By ALI CUDBY
I was fascinated by a recent article, discussing women’s ideas about body size, in Salon.com. Part of the article examines the impact of media on how women see themselves.
I’ll summarize…it’s unhealthy.
Here are a few highlights:
On average, women in North America say their ideal body weight is 13 to 19 percent below their medically ideal weight.
Women’s sense of self-image is influenced by their sense of other people’s opinions.
Even though having a supermodel’s body is a physical impossibility for 95% (or more) of the human population, there is a belief that women can – and should – sculpt their bodies to be runway-ready.
Yet beauty is not just in the eye of the beholder, it’s in the eye of the cultural norm of our time.
“The women in Renoir’s paintings were seen as beautiful, and their BMIs were about 29,” he explains. As recently as 125 years ago, what we would now call overweight and even verging on obese was considered desirable and attractive.
The winners of the earliest Miss America pageants in the 1920s, for instance, had BMIs around 22. By contrast, a contestant in the 2014 Miss America pageant, Indiana’s Mekayla Diehl, has been praised for having a “normal”-sized body, visibly fleshier than those of the other contestants; she wears a size 4 and her BMI is around 18, which makes her underweight on the BMI chart. But she’s positively glowing with health compared with other contestants, whose average BMI these days is a dangerously low 16.9.

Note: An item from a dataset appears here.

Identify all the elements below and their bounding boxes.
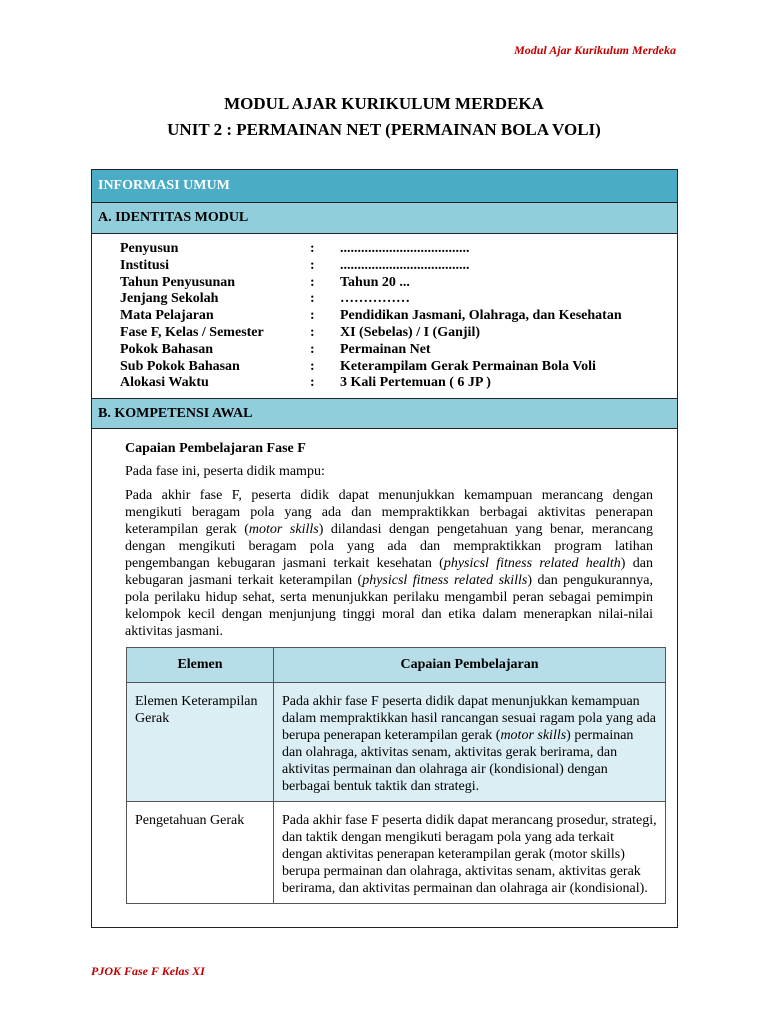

As recently as the 1950s, one of America’s most glamorous stars was Marilyn Monroe, who wore a size 10 and was at the time considered one of the sexiest women in the world. At five foot five and 140 pounds, her BMI hovered around 23—a far cry from today’s much skinnier standard.”
What we see shapes what we think. And that’s where lingerie retailers come into the equation.

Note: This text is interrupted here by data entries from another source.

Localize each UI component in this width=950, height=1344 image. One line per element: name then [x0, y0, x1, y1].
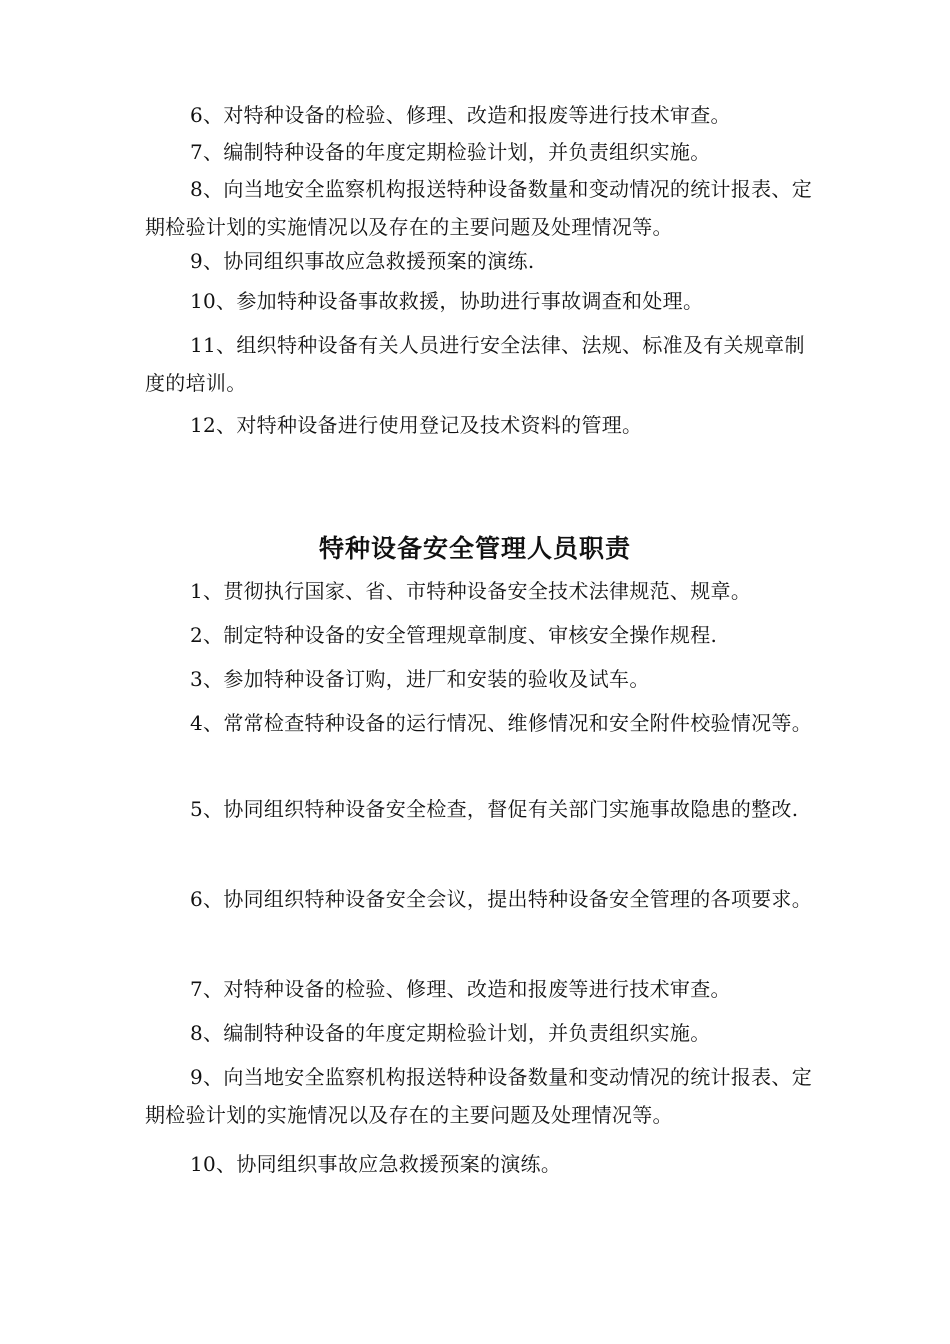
- section1-item-6: 6、对特种设备的检验、修理、改造和报废等进行技术审查。: [190, 103, 731, 127]
- section2-item-10: 10、协同组织事故应急救援预案的演练。: [190, 1152, 562, 1176]
- section1-item-9: 9、协同组织事故应急救援预案的演练.: [190, 249, 535, 273]
- section1-item-10: 10、参加特种设备事故救援，协助进行事故调查和处理。: [190, 289, 704, 313]
- section2-item-1: 1、贯彻执行国家、省、市特种设备安全技术法律规范、规章。: [190, 579, 752, 603]
- section1-item-7: 7、编制特种设备的年度定期检验计划，并负责组织实施。: [190, 140, 711, 164]
- section2-item-5: 5、协同组织特种设备安全检查，督促有关部门实施事故隐患的整改.: [190, 797, 799, 821]
- section2-item-6: 6、协同组织特种设备安全会议，提出特种设备安全管理的各项要求。: [190, 887, 813, 911]
- section1-item-11: 11、组织特种设备有关人员进行安全法律、法规、标准及有关规章制度的培训。: [145, 333, 805, 395]
- section2-item-4: 4、常常检查特种设备的运行情况、维修情况和安全附件校验情况等。: [190, 711, 813, 735]
- section2-title: 特种设备安全管理人员职责: [318, 534, 631, 563]
- section1-item-12: 12、对特种设备进行使用登记及技术资料的管理。: [190, 413, 643, 437]
- section2-item-2: 2、制定特种设备的安全管理规章制度、审核安全操作规程.: [190, 623, 718, 647]
- section2-item-9: 9、向当地安全监察机构报送特种设备数量和变动情况的统计报表、定期检验计划的实施情况以及存在的主要问题及处理情况等。: [145, 1065, 813, 1127]
- section1-item-8: 8、向当地安全监察机构报送特种设备数量和变动情况的统计报表、定期检验计划的实施情况以及存在的主要问题及处理情况等。: [145, 177, 813, 239]
- section2-item-7: 7、对特种设备的检验、修理、改造和报废等进行技术审查。: [190, 977, 731, 1001]
- section2-item-8: 8、编制特种设备的年度定期检验计划，并负责组织实施。: [190, 1021, 711, 1045]
- section2-item-3: 3、参加特种设备订购，进厂和安装的验收及试车。: [190, 667, 650, 691]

Retailers – both brick-and-mortar and virtual – get to control the images of beauty they show to their customers and the outside world; the models chosen for websites, the mannequins displayed in windows, even the employees seen in the business.
All of these images matter. They are cataloged into women’s constantly evolving mental calculation of “beautiful” and even “acceptable.”

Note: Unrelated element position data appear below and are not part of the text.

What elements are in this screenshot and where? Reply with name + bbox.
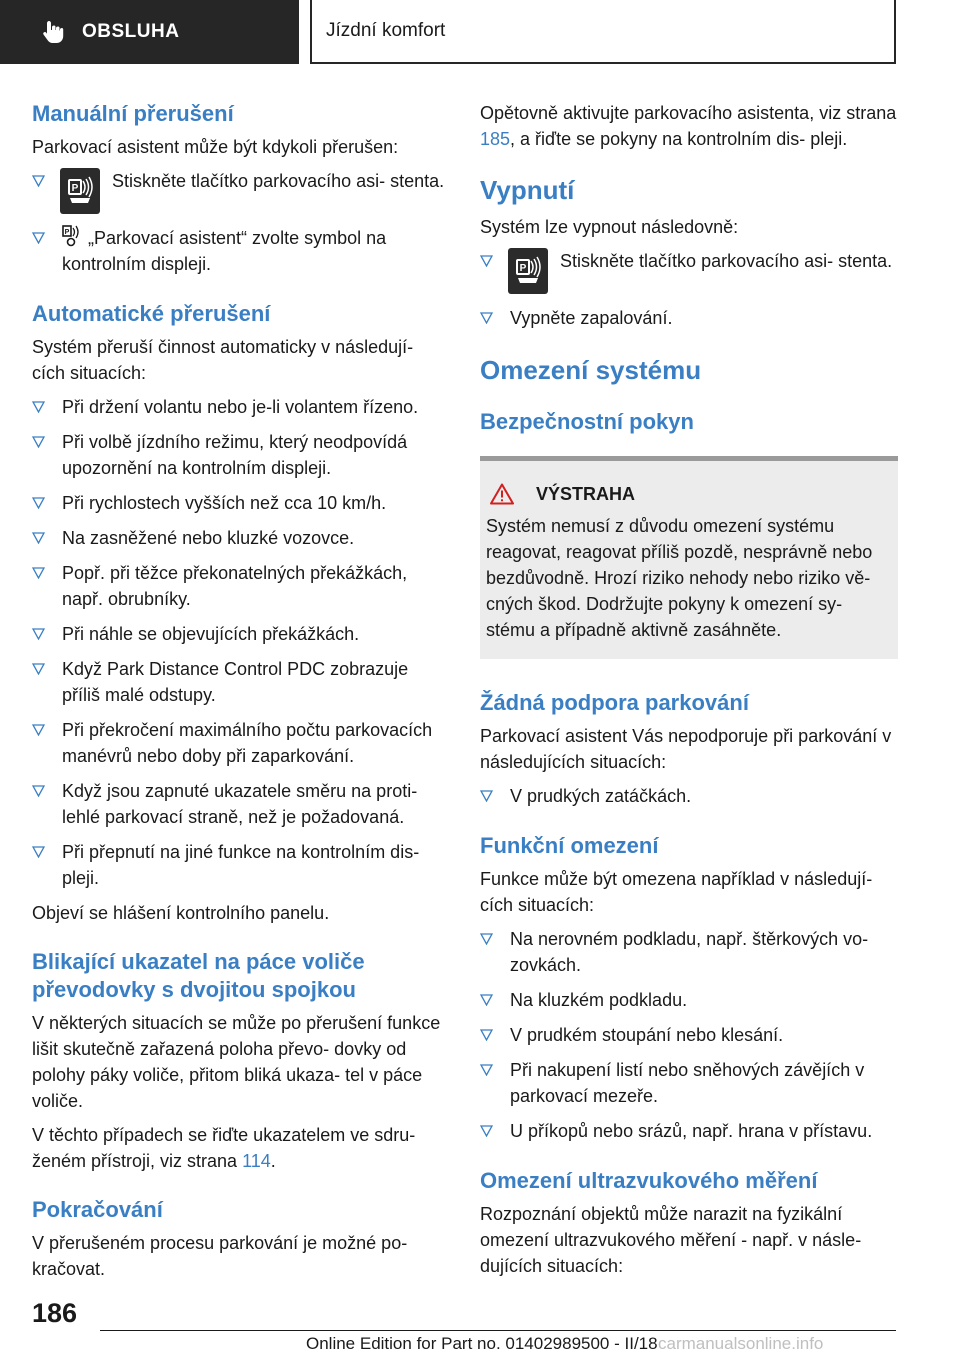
triangle-bullet-icon bbox=[32, 532, 45, 544]
svg-text:P: P bbox=[64, 229, 70, 236]
list-item: Na nerovném podkladu, např. štěrkových vo‐ zovkách. bbox=[480, 926, 898, 978]
list-item: Vypněte zapalování. bbox=[480, 305, 898, 331]
list-item: P Stiskněte tlačítko parkovacího asi‐ stenta. bbox=[32, 168, 450, 216]
triangle-bullet-icon bbox=[32, 436, 45, 448]
heading-no-parking-support: Žádná podpora parkování bbox=[480, 690, 749, 715]
page-link-185[interactable]: 185 bbox=[480, 129, 511, 149]
list-item: Při překročení maximálního počtu parkovacích manévrů nebo doby při zaparkování. bbox=[32, 717, 450, 769]
paragraph: Systém lze vypnout následovně: bbox=[480, 217, 739, 237]
triangle-bullet-icon bbox=[480, 1029, 493, 1041]
paragraph: V těchto případech se řiďte ukazatelem ve sdru‐ ženém přístroji, viz strana 114. bbox=[32, 1125, 416, 1171]
left-column bbox=[32, 100, 450, 1290]
list-item: Při rychlostech vyšších než cca 10 km/h. bbox=[32, 490, 450, 516]
chapter-tab bbox=[310, 0, 896, 64]
paragraph: Rozpoznání objektů může narazit na fyzikální omezení ultrazvukového měření - např. v násle‐ dujících situacích: bbox=[480, 1204, 862, 1276]
bullet-list bbox=[32, 394, 450, 891]
paragraph: V přerušeném procesu parkování je možné po‐ kračovat. bbox=[32, 1233, 408, 1279]
bullet-list bbox=[32, 168, 450, 277]
list-item: Když jsou zapnuté ukazatele směru na proti‐ lehlé parkovací straně, než je požadovaná. bbox=[32, 778, 450, 830]
triangle-bullet-icon bbox=[480, 994, 493, 1006]
list-item: Při přepnutí na jiné funkce na kontrolním dis‐ pleji. bbox=[32, 839, 450, 891]
paragraph: Opětovně aktivujte parkovacího asistenta, viz strana 185, a řiďte se pokyny na kontrolním dis‐ pleji. bbox=[480, 103, 897, 149]
list-item: P Stiskněte tlačítko parkovacího asi‐ stenta. bbox=[480, 248, 898, 296]
triangle-bullet-icon bbox=[32, 497, 45, 509]
page-number: 186 bbox=[32, 1298, 78, 1328]
warning-box bbox=[480, 456, 898, 659]
edition-note: Online Edition for Part no. 01402989500 - II/18 bbox=[306, 1334, 658, 1353]
warning-title: VÝSTRAHA bbox=[486, 483, 892, 505]
heading-continuation: Pokračování bbox=[32, 1197, 163, 1222]
paragraph: Parkovací asistent může být kdykoli přerušen: bbox=[32, 137, 399, 157]
heading-manual-interrupt: Manuální přerušení bbox=[32, 101, 234, 126]
triangle-bullet-icon bbox=[32, 846, 45, 858]
list-item: Při držení volantu nebo je-li volantem řízeno. bbox=[32, 394, 450, 420]
list-item: Při náhle se objevujících překážkách. bbox=[32, 621, 450, 647]
warning-text: Systém nemusí z důvodu omezení systému reagovat, reagovat příliš pozdě, nesprávně nebo bezdůvodně. Hrozí riziko nehody nebo riziko vě‐ cných škod. Dodržujte pokyny k omezení sy‐ stému a případně aktivně zasáhněte. bbox=[486, 516, 873, 640]
parking-assistant-button-icon bbox=[508, 248, 548, 294]
list-item: Popř. při těžce překonatelných překážkách, např. obrubníky. bbox=[32, 560, 450, 612]
heading-safety-note: Bezpečnostní pokyn bbox=[480, 409, 694, 434]
list-item: Při nakupení listí nebo sněhových závějích v parkovací mezeře. bbox=[480, 1057, 898, 1109]
section-title: OBSLUHA bbox=[82, 21, 180, 42]
triangle-bullet-icon bbox=[32, 232, 45, 244]
paragraph: Systém přeruší činnost automaticky v následují‐ cích situacích: bbox=[32, 337, 414, 383]
paragraph: V některých situacích se může po přerušení funkce lišit skutečně zařazená poloha převo‐ dovky od polohy páky voliče, přitom bliká ukaza‐ tel v páce voliče. bbox=[32, 1013, 441, 1111]
list-item: V prudkých zatáčkách. bbox=[480, 783, 898, 809]
triangle-bullet-icon bbox=[32, 663, 45, 675]
right-column bbox=[480, 100, 898, 1287]
triangle-bullet-icon bbox=[480, 1125, 493, 1137]
parking-assistant-symbol-icon bbox=[62, 225, 82, 247]
list-item: U příkopů nebo srázů, např. hrana v přístavu. bbox=[480, 1118, 898, 1144]
parking-assistant-button-icon bbox=[60, 168, 100, 214]
section-tab bbox=[0, 0, 299, 64]
heading-system-limits: Omezení systému bbox=[480, 355, 702, 385]
hand-pointer-icon bbox=[40, 19, 66, 45]
paragraph: Objeví se hlášení kontrolního panelu. bbox=[32, 903, 330, 923]
triangle-bullet-icon bbox=[32, 175, 45, 187]
paragraph: Parkovací asistent Vás nepodporuje při parkování v následujících situacích: bbox=[480, 726, 892, 772]
triangle-bullet-icon bbox=[480, 933, 493, 945]
warning-triangle-icon bbox=[490, 483, 514, 505]
list-item: Na zasněžené nebo kluzké vozovce. bbox=[32, 525, 450, 551]
list-item: Na kluzkém podkladu. bbox=[480, 987, 898, 1013]
bullet-list bbox=[480, 783, 898, 809]
svg-text:P: P bbox=[71, 183, 79, 194]
footer-divider bbox=[100, 1330, 896, 1331]
triangle-bullet-icon bbox=[32, 401, 45, 413]
list-item: P „Parkovací asistent“ zvolte symbol na kontrolním displeji. bbox=[32, 225, 450, 277]
page-header bbox=[0, 0, 960, 66]
watermark: carmanualsonline.info bbox=[658, 1334, 824, 1353]
triangle-bullet-icon bbox=[32, 567, 45, 579]
triangle-bullet-icon bbox=[480, 255, 493, 267]
triangle-bullet-icon bbox=[32, 628, 45, 640]
heading-functional-limits: Funkční omezení bbox=[480, 833, 659, 858]
triangle-bullet-icon bbox=[480, 312, 493, 324]
page-link-114[interactable]: 114 bbox=[242, 1151, 271, 1171]
triangle-bullet-icon bbox=[480, 1064, 493, 1076]
list-item: V prudkém stoupání nebo klesání. bbox=[480, 1022, 898, 1048]
bullet-list bbox=[480, 248, 898, 331]
svg-text:P: P bbox=[519, 263, 527, 274]
heading-blinking-indicator: Blikající ukazatel na páce voliče převodovky s dvojitou spojkou bbox=[32, 949, 365, 1002]
bullet-list bbox=[480, 926, 898, 1144]
list-item: Při volbě jízdního režimu, který neodpovídá upozornění na kontrolním displeji. bbox=[32, 429, 450, 481]
heading-ultrasonic-limits: Omezení ultrazvukového měření bbox=[480, 1168, 818, 1193]
chapter-title: Jízdní komfort bbox=[326, 20, 446, 41]
triangle-bullet-icon bbox=[32, 785, 45, 797]
paragraph: Funkce může být omezena například v následují‐ cích situacích: bbox=[480, 869, 873, 915]
heading-automatic-interrupt: Automatické přerušení bbox=[32, 301, 271, 326]
triangle-bullet-icon bbox=[480, 790, 493, 802]
triangle-bullet-icon bbox=[32, 724, 45, 736]
heading-switch-off: Vypnutí bbox=[480, 175, 575, 205]
list-item: Když Park Distance Control PDC zobrazuje příliš malé odstupy. bbox=[32, 656, 450, 708]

When I was researching my book Busted! The Fab Foundations Guide to Bras That Fit, Flatter and Feel Fantastic, I remember talking to Sarah Weiner of Trousseau, in Vienna, VA. She deliberately employs women with a wide spectrum of body sizes, so every shopper who enters the store sees at least one employee whose body resembles theirs. She wants all her customers to feel welcome in the store, and Sarah knows words are not enough to convey the message.
Recently, TJ Kliefoth, of Derriere de Soie in Charlottesville, VA, shared her latest win, in which she offered her customers the opportunity to be featured in a photo shoot for the store. By capturing an array of demographics – age, bra size, skin color, etc. – her advertising says to every potential customer, “You are represented here.”
Even when I created the Fab Foundations branding, I wanted three images to represent the spectrum of women. (This wasn’t an easy feat.) It was important to me that all women feel represented in my work.
Lingerie businesses don’t have a moral obligation to represent all women. It is up to business owners to decide what they stand for, and a wide spectrum of bodies is not for everyone.
But it’s worth asking a question:
If every image in your business sends a message to the women you serve, what does your message say?
Portions excerpted from “Body of Truth: How Science, History, and Culture Drive Our Obsession with Weight—and What We Can Do About It” by Harriet Brown. From an article in Salon.com, reprinted courtesy of Da Capo Lifelong Books.